Я дал ей немного успокоиться.
XLIII
– Зачем вы, – сказал я, – дорогая моя, отказываетесь от помощи, которую шлет вам любящая, сильно любящая ваша мать?
– Я не хочу жить на чужие деньги… это неправильно… ненормально… это крепостные деньги… это не мой труд… это кровь и пот бедных крестьян… я хочу жить своим трудом… на свои деньги… Понимаете вы это… или не можете понять?!
– Жени! Когда вы будете в состоянии жить своим трудом… то и живите… нет ничего лучше, как жить не чужим, а своим трудом… Но разве вы теперь можете трудиться… в таком состоянии?! Пройдет это время… справитесь вы с силами… и тогда работайте, трудитесь. И разве теперь труд ваш оплачивается как следует?.. Смотрю кругом и удивляюсь: как может жить человек в такой обстановке!
– Многие живут хуже меня… не жалуются.
– Так вы возьмите деньги, чтоб помочь этим многим…
Но она оттолкнула протянутый мной портфельчик.
– Они не возьмут чужих денег.
– Жени! – вскричал я. – Вчера одна из ваших «гражданок» украла у меня триста рублей и взамен их оставила мне расписку революционного комитета… Я нахожу такой поступок, как воровство, позорным… гораздо более позорным, чем жить на чужой счет… деньги, от которых вы отказываетесь, скопила ваша мать… она экономничала, изворачивалась в хозяйстве и скопила для вас, с любовью к вам эти деньги… Жени!
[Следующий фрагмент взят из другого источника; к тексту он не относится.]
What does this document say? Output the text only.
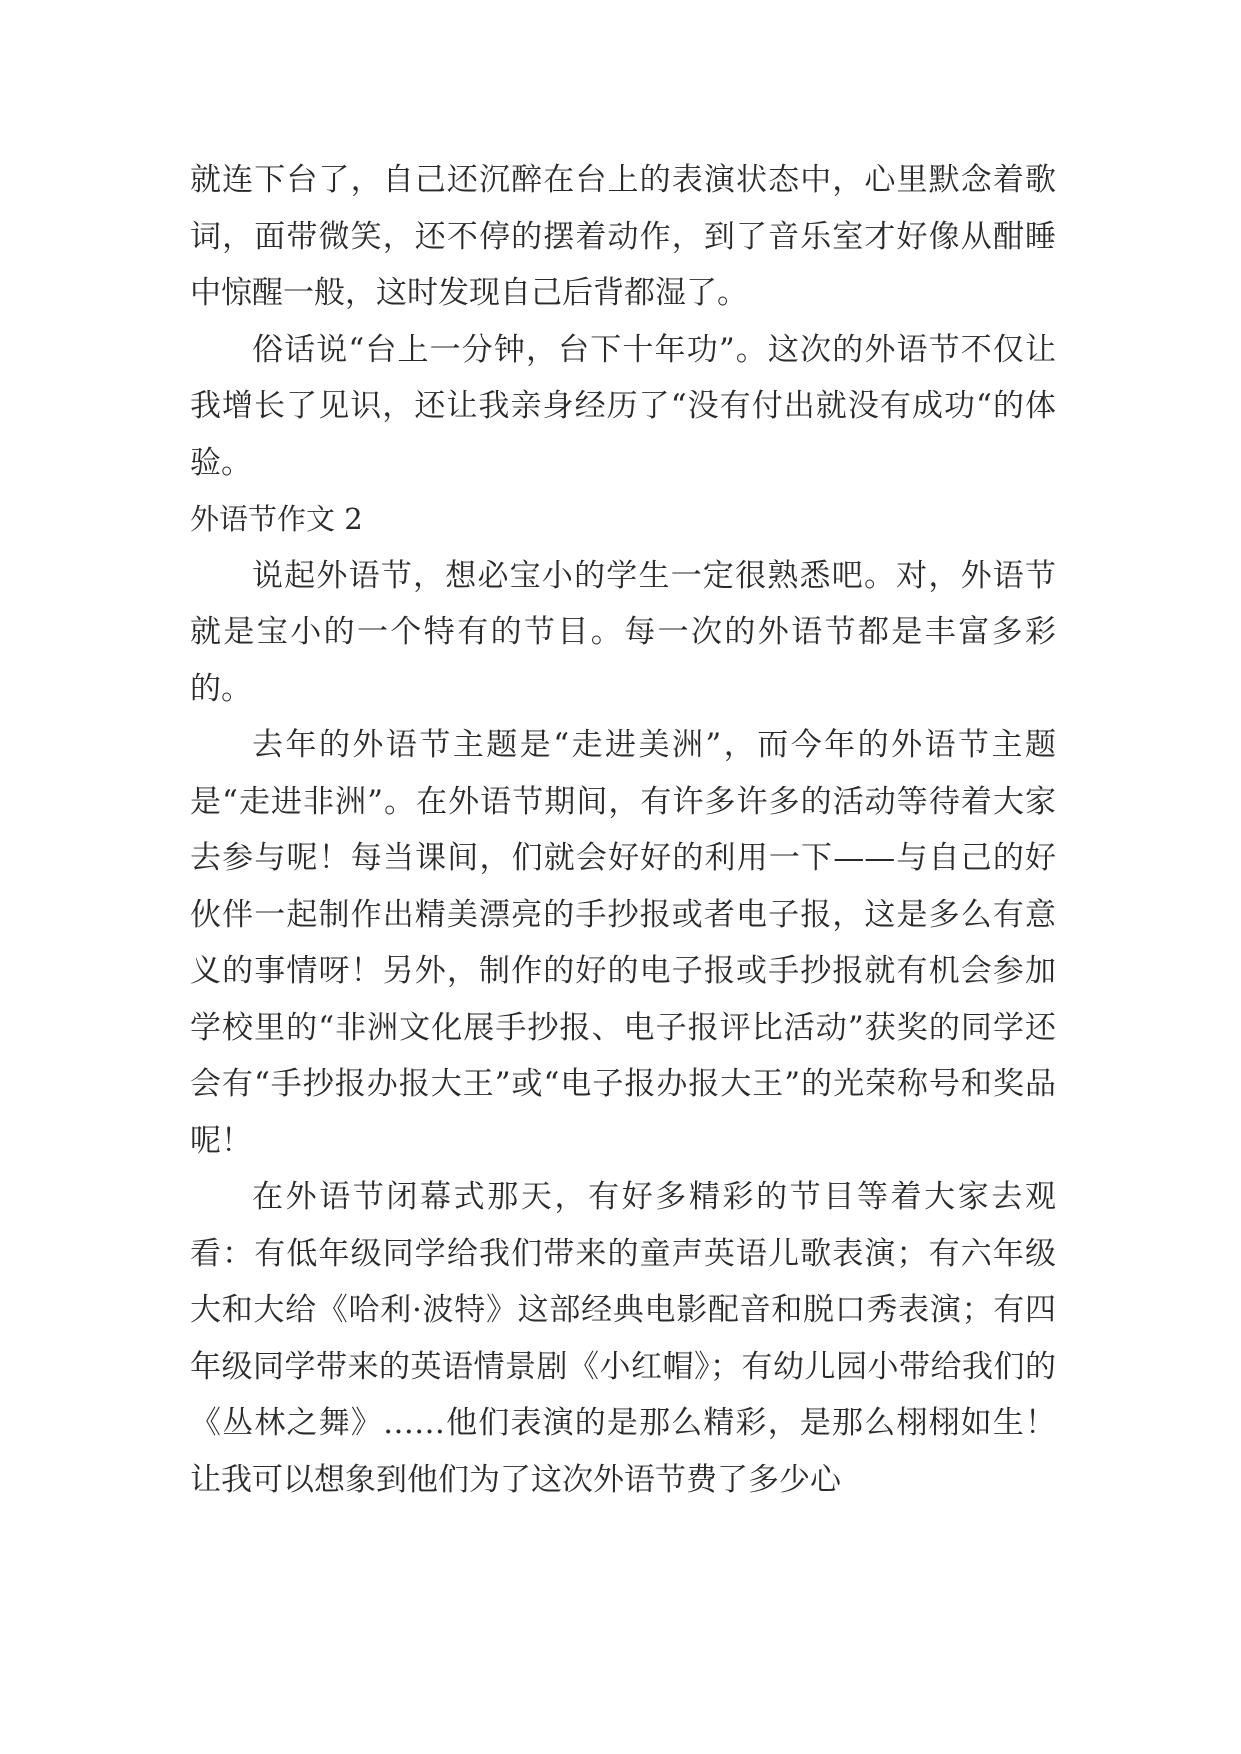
就连下台了，自己还沉醉在台上的表演状态中，心里默念着歌词，面带微笑，还不停的摆着动作，到了音乐室才好像从酣睡中惊醒一般，这时发现自己后背都湿了。

俗话说“台上一分钟，台下十年功”。这次的外语节不仅让我增长了见识，还让我亲身经历了“没有付出就没有成功“的体验。

外语节作文 2

说起外语节，想必宝小的学生一定很熟悉吧。对，外语节就是宝小的一个特有的节目。每一次的外语节都是丰富多彩的。

去年的外语节主题是“走进美洲”，而今年的外语节主题是“走进非洲”。在外语节期间，有许多许多的活动等待着大家去参与呢！每当课间，们就会好好的利用一下——与自己的好伙伴一起制作出精美漂亮的手抄报或者电子报，这是多么有意义的事情呀！另外，制作的好的电子报或手抄报就有机会参加学校里的“非洲文化展手抄报、电子报评比活动”获奖的同学还会有“手抄报办报大王”或“电子报办报大王”的光荣称号和奖品呢！

在外语节闭幕式那天，有好多精彩的节目等着大家去观看：有低年级同学给我们带来的童声英语儿歌表演；有六年级大和大给《哈利·波特》这部经典电影配音和脱口秀表演；有四年级同学带来的英语情景剧《小红帽》；有幼儿园小带给我们的《丛林之舞》……他们表演的是那么精彩，是那么栩栩如生！让我可以想象到他们为了这次外语节费了多少心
Дорогая моя!.. Вы делаете несправедливый, жестокий поступок… спросите всех тех оброчников и крепостных, которые дали вашему отцу эти деньги… и они все, я уверен, скажут, что эти деньги ваши.
Она вдруг приподнялась с подушек и всплеснула руками, ее глаза так заблестели, что я не мог смотреть на них.
– Выслушайте меня, родная моя, выслушайте хладнокровно!.. – вскричал я. – Я признаю… в принципе… справедливость ваших убеждений… Вы знаете, что я заклятый враг крепостничества… Сохрани меня Бог, чтобы я защищал его… Но оно существует в его человечной форме в вашей семье… Вы отреклись от этой жизни… Вы избрали другой, более правильный путь… Но вы не рассчитали ни сил, ни средств ваших для борьбы на этом пути… И вы виноваты…
– Как?.. Чем?! – спросила она слабым упавшим голосом.
– Тем, что поступили опрометчиво… Нельзя так круто обрывать старые связи… старое положение… Как по щучьему велению… Это только в сказках делается… И вы наказаны… вы были наказаны… за вашу опрометчивость… Теперь судьба сжалилась над вами… Она посылает вам помощь в виде подарка от крепко, сильно любящей вас матери… Не отказывайтесь же… Не оскорбляйте отказом доброе, чересчур доброе сердце… вашей Анны Николаевны.
И я положил портфельчик подле нее. Она взяла и зажала его в руки.
– Это мне подарок?.. – спросила она тихо и злобно. – И я могу делать с ним все, что хочу…
– Вы можете жить на него чище, удобнее, чем вы живете.
– Это мои деньги, и я могу распоряжаться ими, как я хочу… – И вдруг она протянула их мне. – Возьмите же их… Я отдаю их вам взамен тех 300 рублей… которые у вас отняли… потому что вы не хотели отдать их добровольно… Возьмите же их… И не говорите, что вас обокрали.
И она протянула мне портфельчик.
XLIV
Я вскочил со стула и отступил. Такого оборота я никак не ожидал.